Daniel Belani, gerente-geral de vendas América do Sul da GSI (braço de armazenagem da multinacional AGCO, dona também da Massey Ferguson e Valtra), diz que 2022 foi um ano maravilhoso para a companhia porque os fundamentos da área agrícola garantiram um mercado demandante de armazenagem.

“Nos últimos quatro a cinco anos, crescemos acima de dois dígitos. O produtor está bem capitalizado, com rentabilidade boa em soja e milho, e o Brasil acelerou o crescimento anual na produção de grãos.”

Paulo Bertolini, presidente da Câmara Setorial de Armazenamento de Grãos (CSEAG) da Associação Brasileira da Indústria de Máquinas e Equipamentos (Abimaq) e dono da indústria Gran Finale, afirma que o ano foi realmente de carteira cheia para as empresas do setor, mas destaca que houve uma queda brusca nos últimos meses, devido à tensão com as eleições.

Abbondi, da Kepler, admite que houve uma interrupção, mas diz que isso ocorreu em todos os setores, porque toda mudança de governo gera incertezas. “A Kepler se mantém confiante. O produtor está no meio da safra e deve começar a tomar decisões em fevereiro ou março. É só uma questão de tempo para ver como serão os juros e o financiamento.”

Segundo o executivo, o novo ano não deve ser tão pujante como 2022, mas vai ser bom, pois o produtor tem de investir para enfrentar a pressão de não ter onde guardar os grãos e para não perder dinheiro na hora da venda.

Belani, da GSI, concorda com o CEO da Kepler. “Não chamaria de paralisação, e sim de momentos de certa apreensão, que não diferem de eleições anteriores. O ritmo de tomada de decisão desacelerou nos últimos meses, mas, assim que as regras estiverem claras, o agro recompõe seu ritmo.”

Bertolini diz que, mesmo com o aumento de projetos, o déficit anual de armazenagem no país já passa de 100 milhões de toneladas, visto que a capacidade instalada não cresce no mesmo ritmo da produção de grãos, que bate recordes todos os anos.

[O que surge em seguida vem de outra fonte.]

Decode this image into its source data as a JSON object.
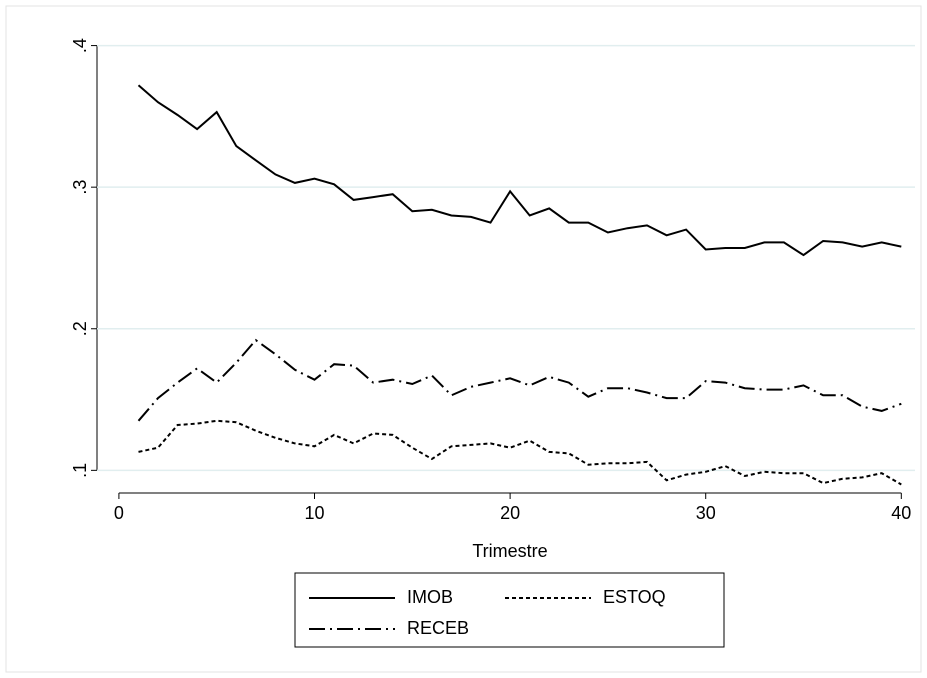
{
  "chart_data": {
    "type": "line",
    "xlabel": "Trimestre",
    "x": [
      1,
      2,
      3,
      4,
      5,
      6,
      7,
      8,
      9,
      10,
      11,
      12,
      13,
      14,
      15,
      16,
      17,
      18,
      19,
      20,
      21,
      22,
      23,
      24,
      25,
      26,
      27,
      28,
      29,
      30,
      31,
      32,
      33,
      34,
      35,
      36,
      37,
      38,
      39,
      40
    ],
    "series": [
      {
        "name": "IMOB",
        "color": "#000000",
        "dash": "solid",
        "values": [
          0.372,
          0.36,
          0.351,
          0.341,
          0.353,
          0.329,
          0.319,
          0.309,
          0.303,
          0.306,
          0.302,
          0.291,
          0.293,
          0.295,
          0.283,
          0.284,
          0.28,
          0.279,
          0.275,
          0.297,
          0.28,
          0.285,
          0.275,
          0.275,
          0.268,
          0.271,
          0.273,
          0.266,
          0.27,
          0.256,
          0.257,
          0.257,
          0.261,
          0.261,
          0.252,
          0.262,
          0.261,
          0.258,
          0.261,
          0.258
        ]
      },
      {
        "name": "ESTOQ",
        "color": "#000000",
        "dash": "short-dash",
        "values": [
          0.113,
          0.116,
          0.132,
          0.133,
          0.135,
          0.134,
          0.128,
          0.123,
          0.119,
          0.117,
          0.125,
          0.119,
          0.126,
          0.125,
          0.116,
          0.108,
          0.117,
          0.118,
          0.119,
          0.116,
          0.121,
          0.113,
          0.112,
          0.104,
          0.105,
          0.105,
          0.106,
          0.093,
          0.097,
          0.099,
          0.103,
          0.096,
          0.099,
          0.098,
          0.098,
          0.091,
          0.094,
          0.095,
          0.098,
          0.09
        ]
      },
      {
        "name": "RECEB",
        "color": "#000000",
        "dash": "dash-dot",
        "values": [
          0.135,
          0.151,
          0.162,
          0.172,
          0.162,
          0.176,
          0.192,
          0.182,
          0.171,
          0.164,
          0.175,
          0.174,
          0.162,
          0.164,
          0.161,
          0.167,
          0.153,
          0.159,
          0.162,
          0.165,
          0.16,
          0.166,
          0.162,
          0.152,
          0.158,
          0.158,
          0.155,
          0.151,
          0.151,
          0.163,
          0.162,
          0.158,
          0.157,
          0.157,
          0.16,
          0.153,
          0.153,
          0.145,
          0.142,
          0.147
        ]
      }
    ],
    "xlim": [
      -1.12,
      40.7
    ],
    "xticks": [
      0,
      10,
      20,
      30,
      40
    ],
    "ylim": [
      0.084,
      0.411
    ],
    "yticks": [
      {
        "value": 0.1,
        "label": ".1"
      },
      {
        "value": 0.2,
        "label": ".2"
      },
      {
        "value": 0.3,
        "label": ".3"
      },
      {
        "value": 0.4,
        "label": ".4"
      }
    ],
    "grid": true,
    "legend": "bottom"
  }
}
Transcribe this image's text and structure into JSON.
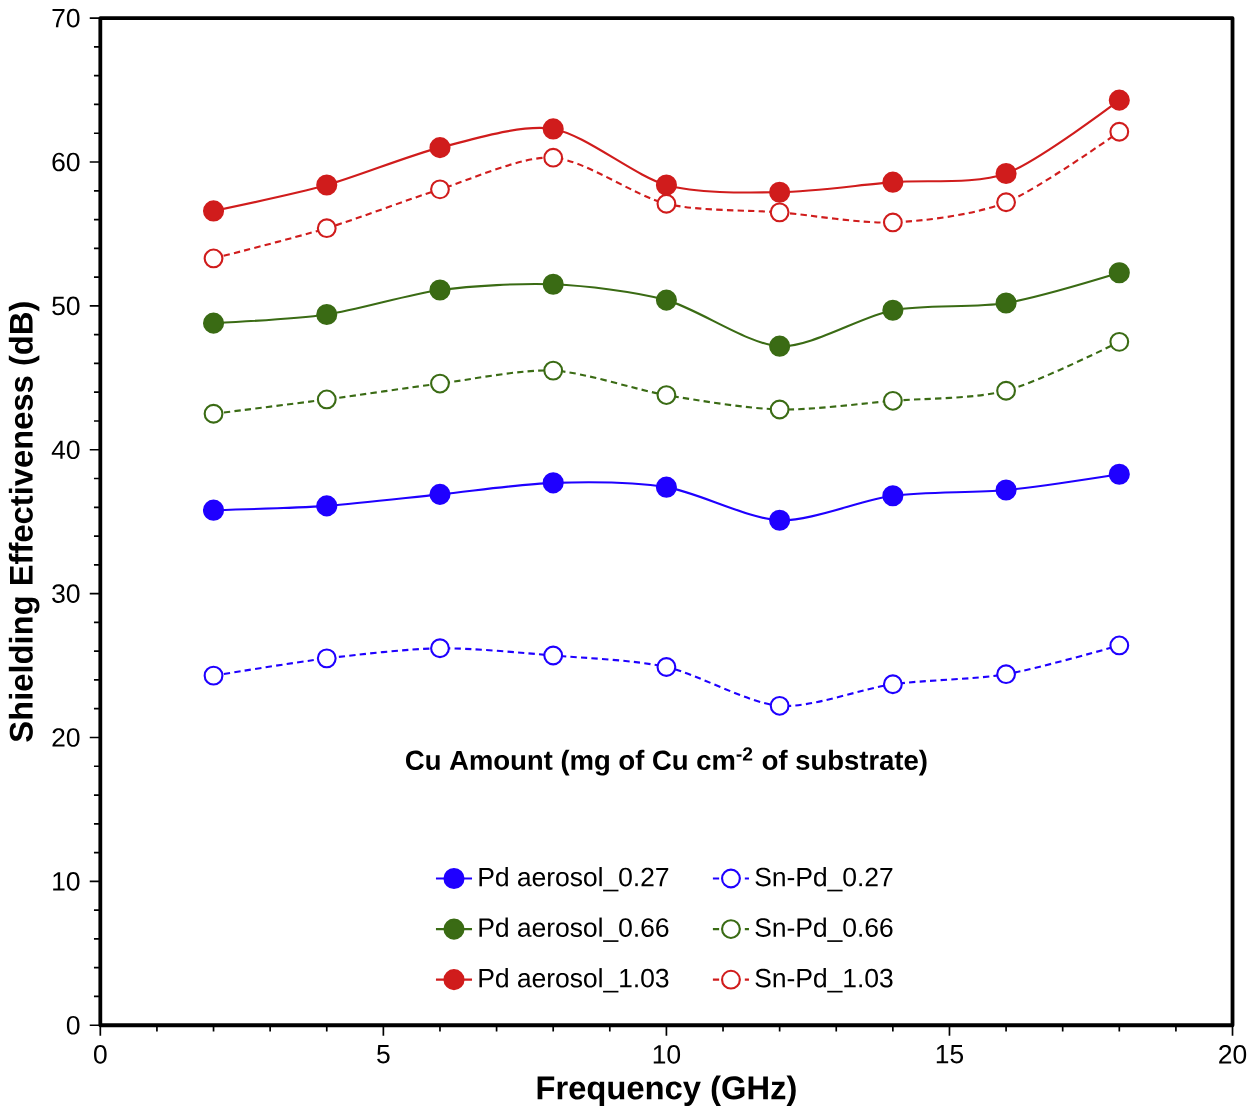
{
  "chart_data": {
    "type": "line",
    "xlabel": "Frequency (GHz)",
    "ylabel": "Shielding Effectiveness (dB)",
    "legend_title": "Cu Amount (mg of Cu cm$^{-2}$ of substrate)",
    "x": [
      2,
      4,
      6,
      8,
      10,
      12,
      14,
      16,
      18
    ],
    "xlim": [
      0,
      20
    ],
    "xticks": [
      0,
      5,
      10,
      15,
      20
    ],
    "ylim": [
      0,
      70
    ],
    "yticks": [
      0,
      10,
      20,
      30,
      40,
      50,
      60,
      70
    ],
    "grid": false,
    "legend": "bottom",
    "marker": "circle",
    "series": [
      {
        "name": "Pd aerosol_0.27",
        "color": "#1f00ff",
        "line_style": "solid",
        "values": [
          35.8,
          36.1,
          36.9,
          37.7,
          37.4,
          35.1,
          36.8,
          37.2,
          38.3
        ]
      },
      {
        "name": "Sn-Pd_0.27",
        "color": "#1f00ff",
        "line_style": "dashed",
        "values": [
          24.3,
          25.5,
          26.2,
          25.7,
          24.9,
          22.2,
          23.7,
          24.4,
          26.4
        ]
      },
      {
        "name": "Pd aerosol_0.66",
        "color": "#3a6b14",
        "line_style": "solid",
        "values": [
          48.8,
          49.4,
          51.1,
          51.5,
          50.4,
          47.2,
          49.7,
          50.2,
          52.3
        ]
      },
      {
        "name": "Sn-Pd_0.66",
        "color": "#3a6b14",
        "line_style": "dashed",
        "values": [
          42.5,
          43.5,
          44.6,
          45.5,
          43.8,
          42.8,
          43.4,
          44.1,
          47.5
        ]
      },
      {
        "name": "Pd aerosol_1.03",
        "color": "#d01c1c",
        "line_style": "solid",
        "values": [
          56.6,
          58.4,
          61.0,
          62.3,
          58.4,
          57.9,
          58.6,
          59.2,
          64.3
        ]
      },
      {
        "name": "Sn-Pd_1.03",
        "color": "#d01c1c",
        "line_style": "dashed",
        "values": [
          53.3,
          55.4,
          58.1,
          60.3,
          57.1,
          56.5,
          55.8,
          57.2,
          62.1
        ]
      }
    ]
  }
}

Segundo ele, não falta interesse do produtor, tecnologia nem capacidade da indústria de expandir a produção dos equipamentos. O que faltam são linhas de crédito com juros e prazos compatíveis com o payback do investimento.

Nas contas do dirigente, para aumentar a capacidade estática de armazenagem no Brasil, seria necessário investir pelo menos R$ 15 bilhões por ano para recuperar o que não se investiu nos anos anteriores, mas, do PCA de R$ 5,13 bilhões anunciado no Plano Safra em junho, foram liberados apenas R$ 2 bilhões. Resta ao produtor buscar recursos no mercado financeiro, com juros que chegam a 17%, em vez dos 7% da linha subsidiada.

Bertolini afirma que, desde a criação do PCA, a estatística da capacidade de armazenagem nas fazendas praticamente não mudou, permanecendo na casa de 15%, índice que ultrapassa os 60% nas fazendas americanas.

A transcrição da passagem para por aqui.